Monastyrsky told The Associated Press in an interview on Friday that the country will need help from the West to carry out this massive undertaking after the war.
A large number of shells and mines were fired at Ukraine, and many of them failed to explode. They remain under the rubble and pose a real threat, Monastyrsky said in the Ukrainian capital, Kyiv.
It will take years, not months, to defuse them.
In addition to Russian unexploded ordnance, Ukrainian troops planted landmines on bridges, airports and other key locations to prevent the Russians from using them.
We will not be able to clear all this territory, so I have asked our international partners and our colleagues in the European Union and the United States to prepare groups of experts to clear the combat zones and the bombed installations, Monastyrsky tells the AP.
He noted that his ministry’s mine clearance equipment remained in Mariupol, a beleaguered port city of 430,000 that was subjected to relentless bombardment for much of the war.
We lost 200 pieces of equipment there, Monastyrsky said.
One of the biggest challenges facing the Interior Ministry is fighting fires caused by relentless Russian bombing and airstrikes, Monastyrsky said.
The country’s emergency service, overseen by the ministry, faces desperate shortages of staff and equipment, he said.
A firefighter was killed in Russian shelling of Ukraine’s second-largest city, Kharkiv, on Thursday as he tried to put out a blaze at a market caused by a previous attack.
Monastyrsky added that the facilities of the emergency services in Kharkiv and Mariupol were completely destroyed in the Russian barrage.
Monastyrsky stressed that Ukrainian emergency responders urgently need more specialized vehicles and protective equipment.
The coming days will worsen a humanitarian disaster in critical areas, he said. I must say that the casualties among the civilians exceed our military casualties by several times.
The Interior Ministry worked to counter Russian saboteur groups that flooded the country to target bridges, gas pipelines and other infrastructure, Monastyrsky said, adding that dozens of such groups operated in Ukraine. .
We realize that sabotage is a key tool in the war, he said, adding that Ukrainian forces managed to spot Russian saboteurs by tracking their Russian cellphones.
“We reacted immediately by looking for the places where these phones were detected and taking action against these groups.

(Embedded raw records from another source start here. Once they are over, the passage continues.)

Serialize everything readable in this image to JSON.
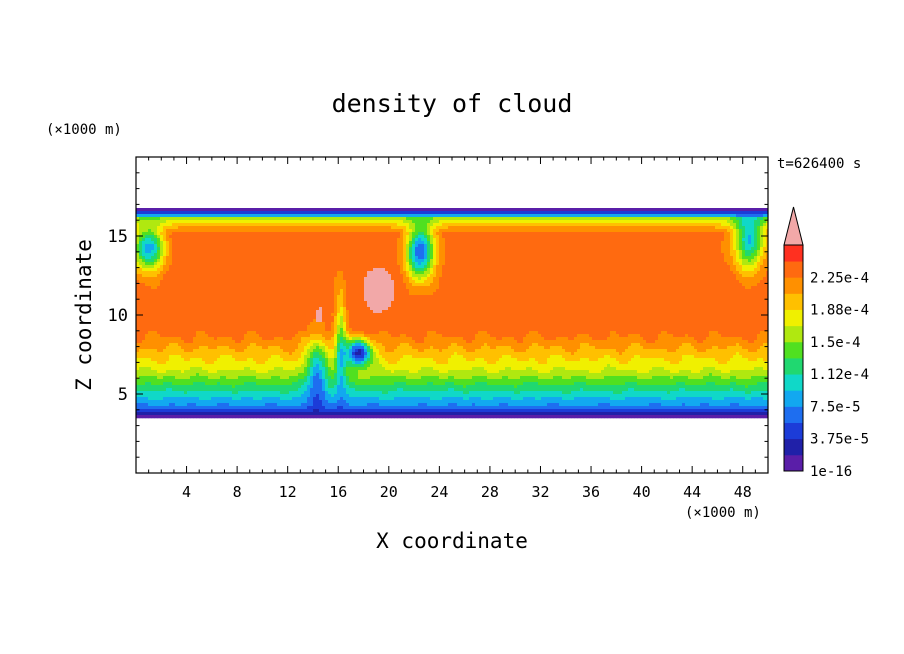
{
  "chart_data": {
    "type": "heatmap",
    "title": "density of cloud",
    "xlabel": "X coordinate",
    "ylabel": "Z coordinate",
    "x_unit": "(×1000 m)",
    "y_unit": "(×1000 m)",
    "time_label": "t=626400 s",
    "xlim": [
      0,
      50
    ],
    "ylim": [
      0,
      20
    ],
    "x_ticks": [
      4,
      8,
      12,
      16,
      20,
      24,
      28,
      32,
      36,
      40,
      44,
      48
    ],
    "y_ticks": [
      5,
      10,
      15
    ],
    "colorbar": {
      "levels": [
        1e-16,
        1.875e-05,
        3.75e-05,
        5.625e-05,
        7.5e-05,
        9.375e-05,
        0.0001125,
        0.00013125,
        0.00015,
        0.00016875,
        0.0001875,
        0.00020625,
        0.000225,
        0.00024375
      ],
      "tick_labels": [
        "1e-16",
        "3.75e-5",
        "7.5e-5",
        "1.12e-4",
        "1.5e-4",
        "1.88e-4",
        "2.25e-4"
      ],
      "colors": [
        "#5a1ea8",
        "#2020a8",
        "#1c3cd8",
        "#1e6ef0",
        "#12a8f0",
        "#10d8c8",
        "#20d870",
        "#50e020",
        "#b0e810",
        "#f0f000",
        "#ffc000",
        "#ff9000",
        "#ff6a10",
        "#ff3020"
      ],
      "over_color": "#f2a8a8"
    },
    "cloud_layer": {
      "base_km": 3.5,
      "top_km": 16.7,
      "core_value": 0.000235,
      "overshoot_value": 0.00025
    }
  }
}
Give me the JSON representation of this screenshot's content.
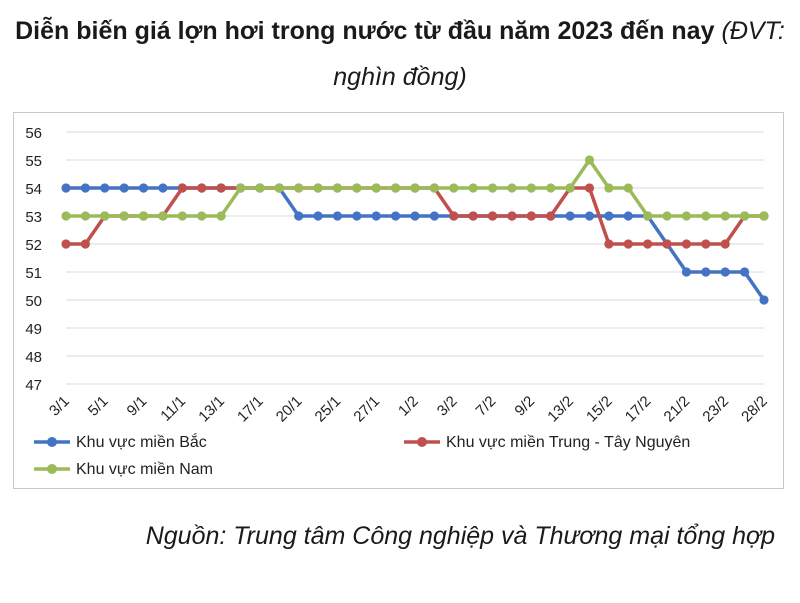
{
  "title": {
    "main": "Diễn biến giá lợn hơi trong nước từ đầu năm 2023 đến nay",
    "unit": "(ĐVT: nghìn đồng)"
  },
  "source": "Nguồn: Trung tâm Công nghiệp và Thương mại tổng hợp",
  "chart_data": {
    "type": "line",
    "title": "Diễn biến giá lợn hơi trong nước từ đầu năm 2023 đến nay",
    "unit": "(ĐVT: nghìn đồng)",
    "ylim": [
      47,
      56
    ],
    "yticks": [
      47,
      48,
      49,
      50,
      51,
      52,
      53,
      54,
      55,
      56
    ],
    "grid": true,
    "legend_position": "bottom",
    "x": [
      "3/1",
      "4/1",
      "5/1",
      "6/1",
      "9/1",
      "10/1",
      "11/1",
      "12/1",
      "13/1",
      "16/1",
      "17/1",
      "18/1",
      "20/1",
      "24/1",
      "25/1",
      "26/1",
      "27/1",
      "30/1",
      "1/2",
      "2/2",
      "3/2",
      "6/2",
      "7/2",
      "8/2",
      "9/2",
      "10/2",
      "13/2",
      "14/2",
      "15/2",
      "16/2",
      "17/2",
      "20/2",
      "21/2",
      "22/2",
      "23/2",
      "27/2",
      "28/2"
    ],
    "xtick_labels": [
      "3/1",
      "5/1",
      "9/1",
      "11/1",
      "13/1",
      "17/1",
      "20/1",
      "25/1",
      "27/1",
      "1/2",
      "3/2",
      "7/2",
      "9/2",
      "13/2",
      "15/2",
      "17/2",
      "21/2",
      "23/2",
      "28/2"
    ],
    "series": [
      {
        "name": "Khu vực miền Bắc",
        "color": "#4472c4",
        "values": [
          54,
          54,
          54,
          54,
          54,
          54,
          54,
          54,
          54,
          54,
          54,
          54,
          53,
          53,
          53,
          53,
          53,
          53,
          53,
          53,
          53,
          53,
          53,
          53,
          53,
          53,
          53,
          53,
          53,
          53,
          53,
          52,
          51,
          51,
          51,
          51,
          50
        ]
      },
      {
        "name": "Khu vực miền Trung - Tây Nguyên",
        "color": "#c0504d",
        "values": [
          52,
          52,
          53,
          53,
          53,
          53,
          54,
          54,
          54,
          54,
          54,
          54,
          54,
          54,
          54,
          54,
          54,
          54,
          54,
          54,
          53,
          53,
          53,
          53,
          53,
          53,
          54,
          54,
          52,
          52,
          52,
          52,
          52,
          52,
          52,
          53,
          53
        ]
      },
      {
        "name": "Khu vực miền Nam",
        "color": "#9bbb59",
        "values": [
          53,
          53,
          53,
          53,
          53,
          53,
          53,
          53,
          53,
          54,
          54,
          54,
          54,
          54,
          54,
          54,
          54,
          54,
          54,
          54,
          54,
          54,
          54,
          54,
          54,
          54,
          54,
          55,
          54,
          54,
          53,
          53,
          53,
          53,
          53,
          53,
          53
        ]
      }
    ]
  }
}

In occupied areas, Russian forces attempted to scare Ukrainian police who remained behind by visiting their homes and sometimes even placing explosives at their gates, Monastyrsky said.
They are trying to pressure people in the occupied territories, he said.
The massive protests that erupted in Berdyansk, Melitopol, Kherson and other occupied Ukrainian cities surprised Russians, who expected to be greeted by local Russian speakers, Monastyrsky said.
They clashed with civilians who speak Russian but defend Ukraine, he said. They now realize they made a big mistake.